Re: Plan for /dev/ioasid RFC v2

From: Lu Baolu
Date: Thu Jun 10 2021 - 01:51:55 EST


On 6/9/21 8:39 PM, Jason Gunthorpe wrote:
On Wed, Jun 09, 2021 at 02:24:03PM +0200, Joerg Roedel wrote:
On Mon, Jun 07, 2021 at 02:58:18AM +0000, Tian, Kevin wrote:
- Device-centric (Jason) vs. group-centric (David) uAPI. David is not fully
convinced yet. Based on discussion v2 will continue to have ioasid uAPI
being device-centric (but it's fine for vfio to be group-centric). A new
section will be added to elaborate this part;
I would vote for group-centric here. Or do the reasons for which VFIO is
group-centric not apply to IOASID? If so, why?
VFIO being group centric has made it very ugly/difficult to inject
device driver specific knowledge into the scheme.

The device driver is the only thing that knows to ask:
- I need a SW table for this ioasid because I am like a mdev
- I will issue TLPs with PASID
- I need a IOASID linked to a PASID
- I am a devices that uses ENQCMD and vPASID
- etc in future

The current approach has the group try to guess the device driver
intention in the vfio type 1 code.

I want to see this be clean and have the device driver directly tell
the iommu layer what kind of DMA it plans to do, and thus how it needs
the IOMMU and IOASID configured.

This is the source of the ugly symbol_get and the very, very hacky 'if
you are a mdev*and* a iommu then you must want a single PASID' stuff
in type1.

The group is causing all this mess because the group knows nothing
about what the device drivers contained in the group actually want.

Further being group centric eliminates the possibility of working in
cases like !ACS. How do I use PASID functionality of a device behind a
!ACS switch if the uAPI forces all IOASID's to be linked to a group,
not a device?

Device centric with an report that "all devices in the group must use
the same IOASID" covers all the new functionality, keep the old, and
has a better chance to keep going as a uAPI into the future.

The iommu_group can guarantee the isolation among different physical
devices (represented by RIDs). But when it comes to sub-devices (ex. mdev or vDPA devices represented by RID + SSID), we have to rely on the
device driver for isolation.
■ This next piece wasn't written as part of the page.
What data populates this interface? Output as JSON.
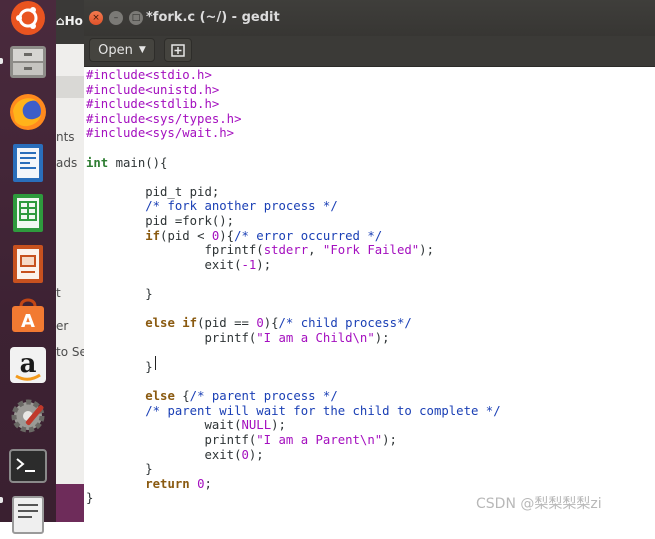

The devices which are able to generate sub-
devices should either use their own on-device mechanisms or use the
platform features like Intel Scalable IOV to isolate the sub-devices.

Under above conditions, different sub-device from a same RID device
could be able to use different IOASID. This seems to means that we can't
support mixed mode where, for example, two RIDs share an iommu_group and
one (or both) of them have sub-devices.

AIUI, when we attach a "RID + SSID" to an IOASID, we should require that
the RID doesn't share the iommu_group with any other RID.

Best regards,
baolu